Neutrophils are the first leukocytes recruited to the site of infection and are thought to be responsible for fungal elimination from the skin such as dermatophytes. Neutrophils are able to secrete reactive oxygen species (ROS) and neutrophil extracellular traps (NETs) that can kill different fungi, including Aspergillus, spp., Candida albicans, and Phialophora verrucosa. However, NET production in response to Trichophyton rubrum, the main etiologic agent of dermatophytosis, has yet to be studied. We demonstrated that human neutrophils produce NETs against different morphotypes of T. rubrum in a dose-dependent manner and NET formation is dependent on ROS production. In addition, ROS production by human neutrophils in response to T. rubrum is dependent on NADPH oxidase, but not on fungal viability. NETs mediated killing of T. rubrum. Collectively, these results demonstrate that T. rubrum was able to trigger the production of NETs, suggesting that these extracellular structures may represent an important innate immune effector mechanism controlling physiological response to T. rubrum infection.

Trichophyton rubrum Elicits Phagocytic and Pro-inflammatory Responses in Human Monocytes Through Toll-Like Receptor 2.

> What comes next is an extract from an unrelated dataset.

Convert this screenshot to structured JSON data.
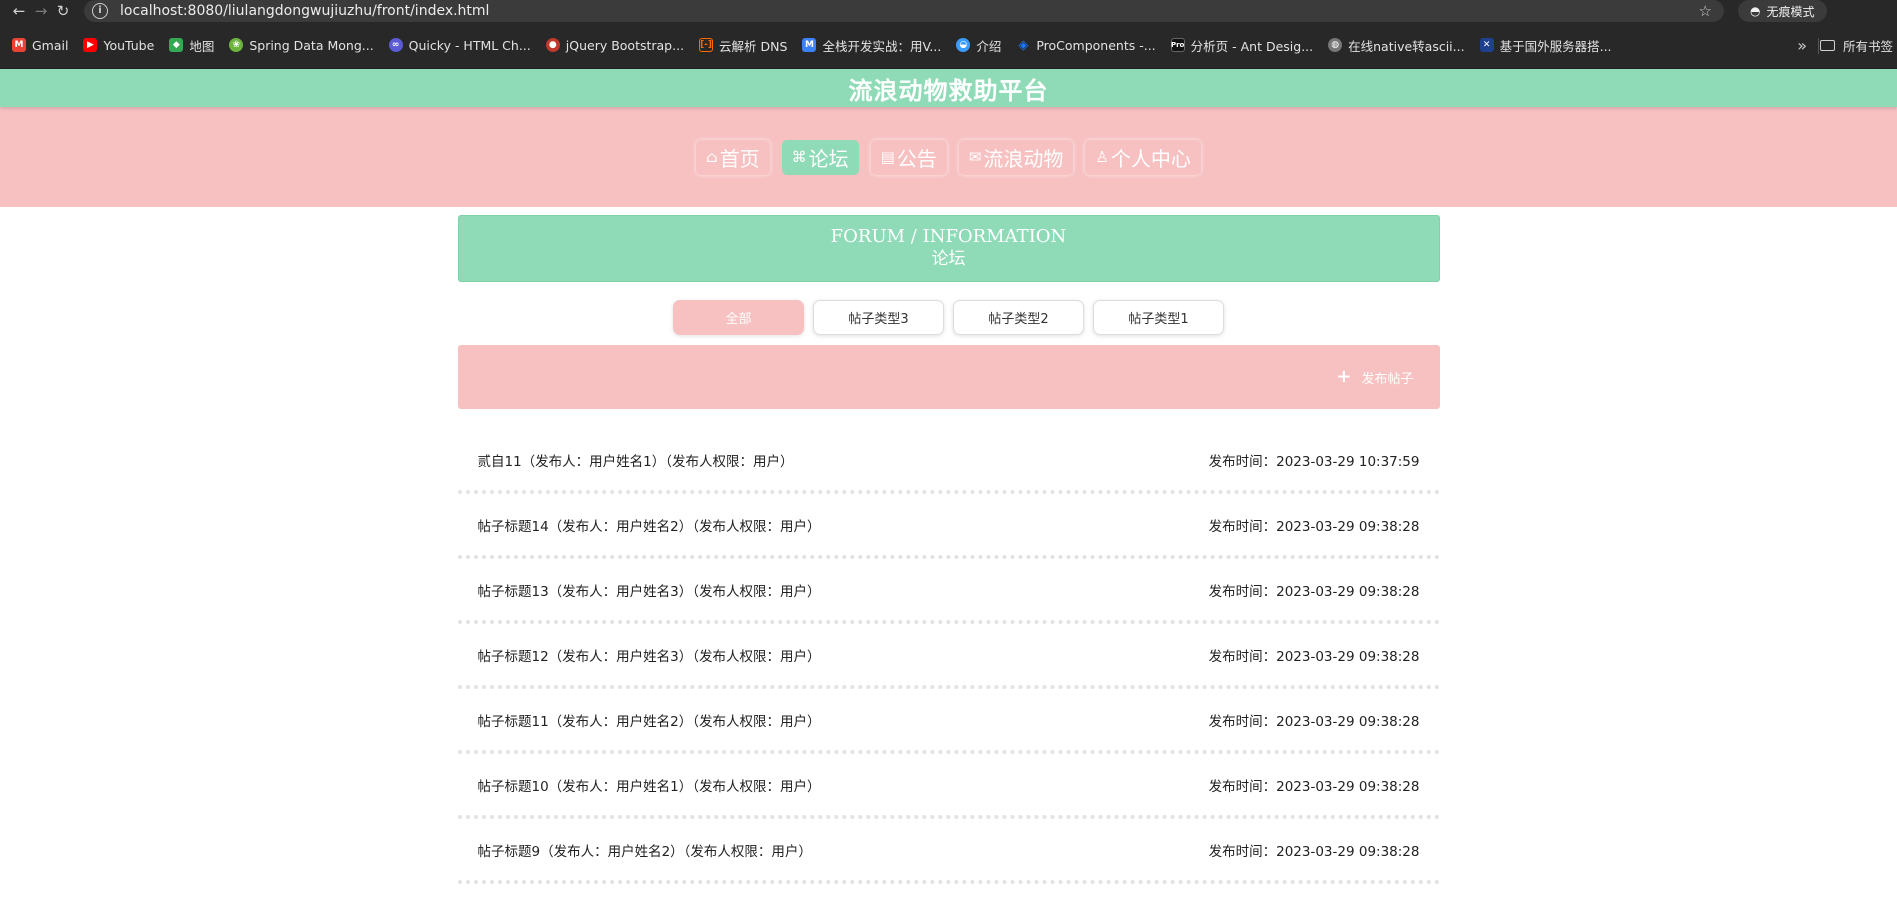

Dermatophytosis is a superficial fungal infection mostly restricted to keratinized tissues such as skin, hair, and nails but with potential to cause invasive or even systemic disease in immunocompromised patients. Trichophyton rubrum is the main etiologic agent, accounting for approximately 80% of the cases. Mononuclear phagocytes respond to pathogens through phagocytosis followed by production of several antimicrobial molecules, such as reactive oxygen and nitrogen species, and failure in doing so may contribute to development of chronic fungal infections. Toll-like receptors (TLRs) located on the surface of phagocytic cells bind either directly to target particles or through opsonizing ligands and trigger an actin-mediated ingestion. Even though the mechanisms involved in TLR-mediated cytokine responses are well established, the contribution of TLR in the recognition of T. rubrum by adherent monocytes remains unclear. Here, we report that phagocytosis of T. rubrum conidia by adherent monocytes is mediated by TLR2. Blockade of TLR2 by neutralizing antibodies impaired the fungicidal activity of monocytes as well their secretion of tumor necrosis factor (TNF)-α, but neither nitric oxide (NO) production nor interleukin (IL)-10 secretion was disturbed. So far, our data suggest that TLR2 is required for efficient conidial phagocytosis, and the absence of TLR2 signaling in human monocytes may impair the subsequent inflammatory response. These findings expand our understanding of phagocyte modulation by this important fungal pathogen and may represent a potential target for interventions aiming at enhancing antifungal immune responses.

In situ immune response in human dermatophytosis: possible role of Langerhans cells (CD1a+) as a risk factor for dermatophyte infection.

Dermatophytosis is a cutaneous mycosis caused by a plethora of keratinophilic fungi, but Trichophyton rubrum is the most common etiological agent. Despite its high prevalence worldwide, little is known about the host defense mechanisms in this infection, particularly the in situ immune response. Using an immunohistochemistry approach, we investigated the density of CD1a+, factor XIIIa+ and CD68+ cells in the skin of dermatophytosis patients. Langerhans cells (CD1a+ cells) were significantly decreased in the epidermis of patients, both in affected and unaffected areas. In the dermis, however, no differences in the density of macrophages (CD68+ cells) and dermal dendrocytes (factor XIIIa+ cells) were observed. These results suggest that the decreased number of Langerhans cells may be a risk factor for development of dermatophytosis.